Dynamics and efficiency invivo of UGA-directed selenocysteine insertion at the ribosome

Abstract

The kinetics and efficiency of decoding of the UGA of a bacterial selenoprotein mRNA with selenocysteine has been studied in vivo. A gst–lacZ fusion, with the fdhF SECIS element ligated between the two fusion partners, gave an efficiency of read‐through of 4–5%; overproduction of the selenocysteine insertion machinery increased it to 7–10%. This low efficiency is caused by termination at the UGA and not by translational barriers at the SECIS. When the selenocysteine UGA codon was replaced by UCA, and tRNA^Sec with anticodon UGA was allowed to compete with seryl‐tRNA^Ser1 for this codon, selenocysteine was found in 7% of the protein produced. When a non‐cognate SelB–tRNA^Sec complex competed with EF‐Tu for a sense codon, no effects were seen, whereas a non‐cognate SelB–tRNA^Sec competing with EF‐Tu‐mediated Su7‐tRNA nonsense suppression of UGA interfered strongly with suppression.
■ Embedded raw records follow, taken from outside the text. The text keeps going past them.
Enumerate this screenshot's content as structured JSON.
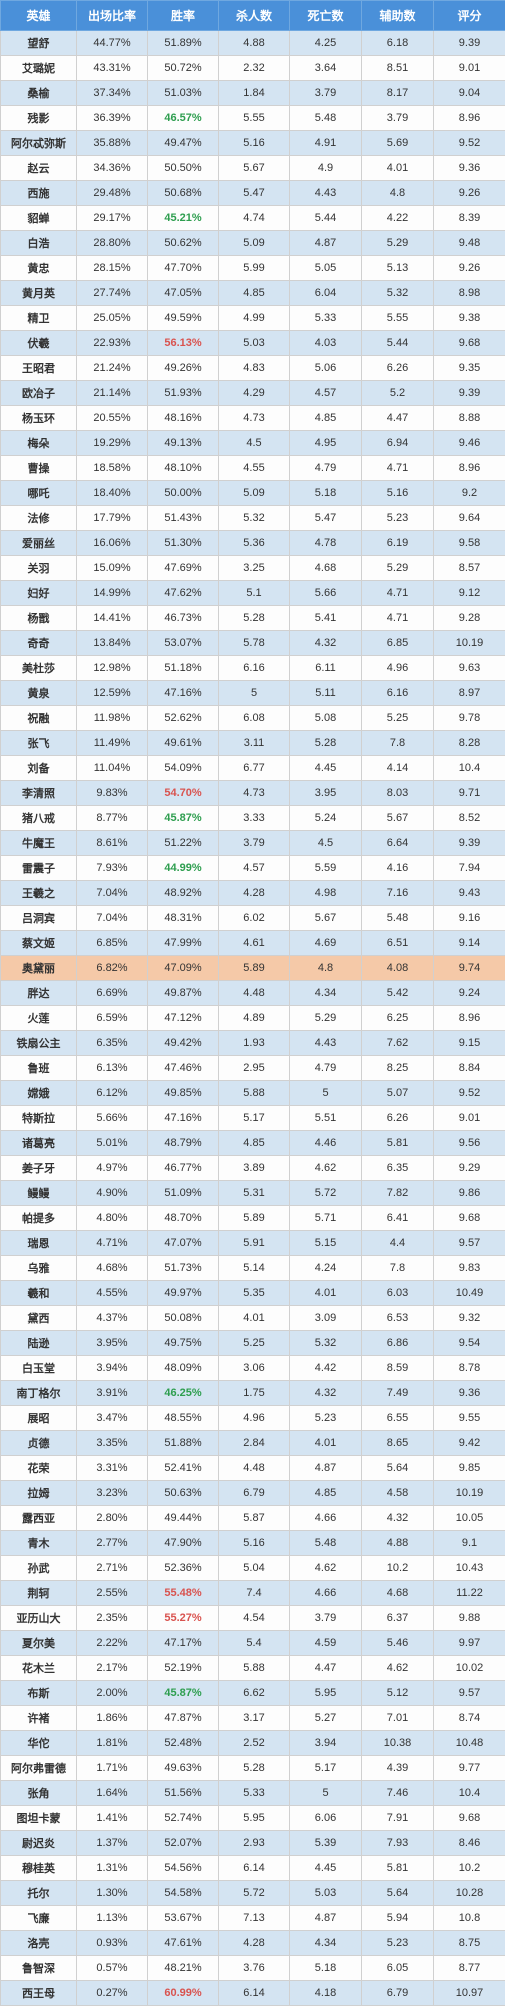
{
  "columns": [
    "英雄",
    "出场比率",
    "胜率",
    "杀人数",
    "死亡数",
    "辅助数",
    "评分"
  ],
  "col_widths": [
    "76px",
    "71px",
    "71px",
    "71px",
    "72px",
    "72px",
    "72px"
  ],
  "rows": [
    {
      "cells": [
        "望舒",
        "44.77%",
        "51.89%",
        "4.88",
        "4.25",
        "6.18",
        "9.39"
      ],
      "blue": true
    },
    {
      "cells": [
        "艾璐妮",
        "43.31%",
        "50.72%",
        "2.32",
        "3.64",
        "8.51",
        "9.01"
      ]
    },
    {
      "cells": [
        "桑榆",
        "37.34%",
        "51.03%",
        "1.84",
        "3.79",
        "8.17",
        "9.04"
      ],
      "blue": true
    },
    {
      "cells": [
        "残影",
        "36.39%",
        "46.57%",
        "5.55",
        "5.48",
        "3.79",
        "8.96"
      ],
      "winClass": "green"
    },
    {
      "cells": [
        "阿尔忒弥斯",
        "35.88%",
        "49.47%",
        "5.16",
        "4.91",
        "5.69",
        "9.52"
      ],
      "blue": true
    },
    {
      "cells": [
        "赵云",
        "34.36%",
        "50.50%",
        "5.67",
        "4.9",
        "4.01",
        "9.36"
      ]
    },
    {
      "cells": [
        "西施",
        "29.48%",
        "50.68%",
        "5.47",
        "4.43",
        "4.8",
        "9.26"
      ],
      "blue": true
    },
    {
      "cells": [
        "貂蝉",
        "29.17%",
        "45.21%",
        "4.74",
        "5.44",
        "4.22",
        "8.39"
      ],
      "winClass": "green"
    },
    {
      "cells": [
        "白浩",
        "28.80%",
        "50.62%",
        "5.09",
        "4.87",
        "5.29",
        "9.48"
      ],
      "blue": true
    },
    {
      "cells": [
        "黄忠",
        "28.15%",
        "47.70%",
        "5.99",
        "5.05",
        "5.13",
        "9.26"
      ]
    },
    {
      "cells": [
        "黄月英",
        "27.74%",
        "47.05%",
        "4.85",
        "6.04",
        "5.32",
        "8.98"
      ],
      "blue": true
    },
    {
      "cells": [
        "精卫",
        "25.05%",
        "49.59%",
        "4.99",
        "5.33",
        "5.55",
        "9.38"
      ]
    },
    {
      "cells": [
        "伏羲",
        "22.93%",
        "56.13%",
        "5.03",
        "4.03",
        "5.44",
        "9.68"
      ],
      "blue": true,
      "winClass": "red"
    },
    {
      "cells": [
        "王昭君",
        "21.24%",
        "49.26%",
        "4.83",
        "5.06",
        "6.26",
        "9.35"
      ]
    },
    {
      "cells": [
        "欧冶子",
        "21.14%",
        "51.93%",
        "4.29",
        "4.57",
        "5.2",
        "9.39"
      ],
      "blue": true
    },
    {
      "cells": [
        "杨玉环",
        "20.55%",
        "48.16%",
        "4.73",
        "4.85",
        "4.47",
        "8.88"
      ]
    },
    {
      "cells": [
        "梅朵",
        "19.29%",
        "49.13%",
        "4.5",
        "4.95",
        "6.94",
        "9.46"
      ],
      "blue": true
    },
    {
      "cells": [
        "曹操",
        "18.58%",
        "48.10%",
        "4.55",
        "4.79",
        "4.71",
        "8.96"
      ]
    },
    {
      "cells": [
        "哪吒",
        "18.40%",
        "50.00%",
        "5.09",
        "5.18",
        "5.16",
        "9.2"
      ],
      "blue": true
    },
    {
      "cells": [
        "法修",
        "17.79%",
        "51.43%",
        "5.32",
        "5.47",
        "5.23",
        "9.64"
      ]
    },
    {
      "cells": [
        "爱丽丝",
        "16.06%",
        "51.30%",
        "5.36",
        "4.78",
        "6.19",
        "9.58"
      ],
      "blue": true
    },
    {
      "cells": [
        "关羽",
        "15.09%",
        "47.69%",
        "3.25",
        "4.68",
        "5.29",
        "8.57"
      ]
    },
    {
      "cells": [
        "妇好",
        "14.99%",
        "47.62%",
        "5.1",
        "5.66",
        "4.71",
        "9.12"
      ],
      "blue": true
    },
    {
      "cells": [
        "杨戬",
        "14.41%",
        "46.73%",
        "5.28",
        "5.41",
        "4.71",
        "9.28"
      ]
    },
    {
      "cells": [
        "奇奇",
        "13.84%",
        "53.07%",
        "5.78",
        "4.32",
        "6.85",
        "10.19"
      ],
      "blue": true
    },
    {
      "cells": [
        "美杜莎",
        "12.98%",
        "51.18%",
        "6.16",
        "6.11",
        "4.96",
        "9.63"
      ]
    },
    {
      "cells": [
        "黄泉",
        "12.59%",
        "47.16%",
        "5",
        "5.11",
        "6.16",
        "8.97"
      ],
      "blue": true
    },
    {
      "cells": [
        "祝融",
        "11.98%",
        "52.62%",
        "6.08",
        "5.08",
        "5.25",
        "9.78"
      ]
    },
    {
      "cells": [
        "张飞",
        "11.49%",
        "49.61%",
        "3.11",
        "5.28",
        "7.8",
        "8.28"
      ],
      "blue": true
    },
    {
      "cells": [
        "刘备",
        "11.04%",
        "54.09%",
        "6.77",
        "4.45",
        "4.14",
        "10.4"
      ]
    },
    {
      "cells": [
        "李清照",
        "9.83%",
        "54.70%",
        "4.73",
        "3.95",
        "8.03",
        "9.71"
      ],
      "blue": true,
      "winClass": "red"
    },
    {
      "cells": [
        "猪八戒",
        "8.77%",
        "45.87%",
        "3.33",
        "5.24",
        "5.67",
        "8.52"
      ],
      "winClass": "green"
    },
    {
      "cells": [
        "牛魔王",
        "8.61%",
        "51.22%",
        "3.79",
        "4.5",
        "6.64",
        "9.39"
      ],
      "blue": true
    },
    {
      "cells": [
        "雷震子",
        "7.93%",
        "44.99%",
        "4.57",
        "5.59",
        "4.16",
        "7.94"
      ],
      "winClass": "green"
    },
    {
      "cells": [
        "王羲之",
        "7.04%",
        "48.92%",
        "4.28",
        "4.98",
        "7.16",
        "9.43"
      ],
      "blue": true
    },
    {
      "cells": [
        "吕洞宾",
        "7.04%",
        "48.31%",
        "6.02",
        "5.67",
        "5.48",
        "9.16"
      ]
    },
    {
      "cells": [
        "蔡文姬",
        "6.85%",
        "47.99%",
        "4.61",
        "4.69",
        "6.51",
        "9.14"
      ],
      "blue": true
    },
    {
      "cells": [
        "奥黛丽",
        "6.82%",
        "47.09%",
        "5.89",
        "4.8",
        "4.08",
        "9.74"
      ],
      "highlight": true
    },
    {
      "cells": [
        "胖达",
        "6.69%",
        "49.87%",
        "4.48",
        "4.34",
        "5.42",
        "9.24"
      ],
      "blue": true
    },
    {
      "cells": [
        "火莲",
        "6.59%",
        "47.12%",
        "4.89",
        "5.29",
        "6.25",
        "8.96"
      ]
    },
    {
      "cells": [
        "铁扇公主",
        "6.35%",
        "49.42%",
        "1.93",
        "4.43",
        "7.62",
        "9.15"
      ],
      "blue": true
    },
    {
      "cells": [
        "鲁班",
        "6.13%",
        "47.46%",
        "2.95",
        "4.79",
        "8.25",
        "8.84"
      ]
    },
    {
      "cells": [
        "嫦娥",
        "6.12%",
        "49.85%",
        "5.88",
        "5",
        "5.07",
        "9.52"
      ],
      "blue": true
    },
    {
      "cells": [
        "特斯拉",
        "5.66%",
        "47.16%",
        "5.17",
        "5.51",
        "6.26",
        "9.01"
      ]
    },
    {
      "cells": [
        "诸葛亮",
        "5.01%",
        "48.79%",
        "4.85",
        "4.46",
        "5.81",
        "9.56"
      ],
      "blue": true
    },
    {
      "cells": [
        "姜子牙",
        "4.97%",
        "46.77%",
        "3.89",
        "4.62",
        "6.35",
        "9.29"
      ]
    },
    {
      "cells": [
        "鳗鳗",
        "4.90%",
        "51.09%",
        "5.31",
        "5.72",
        "7.82",
        "9.86"
      ],
      "blue": true
    },
    {
      "cells": [
        "帕提多",
        "4.80%",
        "48.70%",
        "5.89",
        "5.71",
        "6.41",
        "9.68"
      ]
    },
    {
      "cells": [
        "瑞恩",
        "4.71%",
        "47.07%",
        "5.91",
        "5.15",
        "4.4",
        "9.57"
      ],
      "blue": true
    },
    {
      "cells": [
        "乌雅",
        "4.68%",
        "51.73%",
        "5.14",
        "4.24",
        "7.8",
        "9.83"
      ]
    },
    {
      "cells": [
        "羲和",
        "4.55%",
        "49.97%",
        "5.35",
        "4.01",
        "6.03",
        "10.49"
      ],
      "blue": true
    },
    {
      "cells": [
        "黛西",
        "4.37%",
        "50.08%",
        "4.01",
        "3.09",
        "6.53",
        "9.32"
      ]
    },
    {
      "cells": [
        "陆逊",
        "3.95%",
        "49.75%",
        "5.25",
        "5.32",
        "6.86",
        "9.54"
      ],
      "blue": true
    },
    {
      "cells": [
        "白玉堂",
        "3.94%",
        "48.09%",
        "3.06",
        "4.42",
        "8.59",
        "8.78"
      ]
    },
    {
      "cells": [
        "南丁格尔",
        "3.91%",
        "46.25%",
        "1.75",
        "4.32",
        "7.49",
        "9.36"
      ],
      "blue": true,
      "winClass": "green"
    },
    {
      "cells": [
        "展昭",
        "3.47%",
        "48.55%",
        "4.96",
        "5.23",
        "6.55",
        "9.55"
      ]
    },
    {
      "cells": [
        "贞德",
        "3.35%",
        "51.88%",
        "2.84",
        "4.01",
        "8.65",
        "9.42"
      ],
      "blue": true
    },
    {
      "cells": [
        "花荣",
        "3.31%",
        "52.41%",
        "4.48",
        "4.87",
        "5.64",
        "9.85"
      ]
    },
    {
      "cells": [
        "拉姆",
        "3.23%",
        "50.63%",
        "6.79",
        "4.85",
        "4.58",
        "10.19"
      ],
      "blue": true
    },
    {
      "cells": [
        "露西亚",
        "2.80%",
        "49.44%",
        "5.87",
        "4.66",
        "4.32",
        "10.05"
      ]
    },
    {
      "cells": [
        "青木",
        "2.77%",
        "47.90%",
        "5.16",
        "5.48",
        "4.88",
        "9.1"
      ],
      "blue": true
    },
    {
      "cells": [
        "孙武",
        "2.71%",
        "52.36%",
        "5.04",
        "4.62",
        "10.2",
        "10.43"
      ]
    },
    {
      "cells": [
        "荆轲",
        "2.55%",
        "55.48%",
        "7.4",
        "4.66",
        "4.68",
        "11.22"
      ],
      "blue": true,
      "winClass": "red"
    },
    {
      "cells": [
        "亚历山大",
        "2.35%",
        "55.27%",
        "4.54",
        "3.79",
        "6.37",
        "9.88"
      ],
      "winClass": "red"
    },
    {
      "cells": [
        "夏尔美",
        "2.22%",
        "47.17%",
        "5.4",
        "4.59",
        "5.46",
        "9.97"
      ],
      "blue": true
    },
    {
      "cells": [
        "花木兰",
        "2.17%",
        "52.19%",
        "5.88",
        "4.47",
        "4.62",
        "10.02"
      ]
    },
    {
      "cells": [
        "布斯",
        "2.00%",
        "45.87%",
        "6.62",
        "5.95",
        "5.12",
        "9.57"
      ],
      "blue": true,
      "winClass": "green"
    },
    {
      "cells": [
        "许褚",
        "1.86%",
        "47.87%",
        "3.17",
        "5.27",
        "7.01",
        "8.74"
      ]
    },
    {
      "cells": [
        "华佗",
        "1.81%",
        "52.48%",
        "2.52",
        "3.94",
        "10.38",
        "10.48"
      ],
      "blue": true
    },
    {
      "cells": [
        "阿尔弗雷德",
        "1.71%",
        "49.63%",
        "5.28",
        "5.17",
        "4.39",
        "9.77"
      ]
    },
    {
      "cells": [
        "张角",
        "1.64%",
        "51.56%",
        "5.33",
        "5",
        "7.46",
        "10.4"
      ],
      "blue": true
    },
    {
      "cells": [
        "图坦卡蒙",
        "1.41%",
        "52.74%",
        "5.95",
        "6.06",
        "7.91",
        "9.68"
      ]
    },
    {
      "cells": [
        "尉迟炎",
        "1.37%",
        "52.07%",
        "2.93",
        "5.39",
        "7.93",
        "8.46"
      ],
      "blue": true
    },
    {
      "cells": [
        "穆桂英",
        "1.31%",
        "54.56%",
        "6.14",
        "4.45",
        "5.81",
        "10.2"
      ]
    },
    {
      "cells": [
        "托尔",
        "1.30%",
        "54.58%",
        "5.72",
        "5.03",
        "5.64",
        "10.28"
      ],
      "blue": true
    },
    {
      "cells": [
        "飞廉",
        "1.13%",
        "53.67%",
        "7.13",
        "4.87",
        "5.94",
        "10.8"
      ]
    },
    {
      "cells": [
        "洛壳",
        "0.93%",
        "47.61%",
        "4.28",
        "4.34",
        "5.23",
        "8.75"
      ],
      "blue": true
    },
    {
      "cells": [
        "鲁智深",
        "0.57%",
        "48.21%",
        "3.76",
        "5.18",
        "6.05",
        "8.77"
      ]
    },
    {
      "cells": [
        "西王母",
        "0.27%",
        "60.99%",
        "6.14",
        "4.18",
        "6.79",
        "10.97"
      ],
      "blue": true,
      "winClass": "red"
    }
  ]
}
The induction kinetics of β‐galactosidase synthesis from fdhF′–′lacZ gene fusions in the absence or presence of SelB and/or the SECIS element, showed that there was a translational pause in the fusion containing the SECIS when SelB was present. The results show that decoding of UGA is an inefficient process and that using the third dimension of the mRNA to accommodate an additional amino acid is accompanied by considerable quantitative and kinetic costs.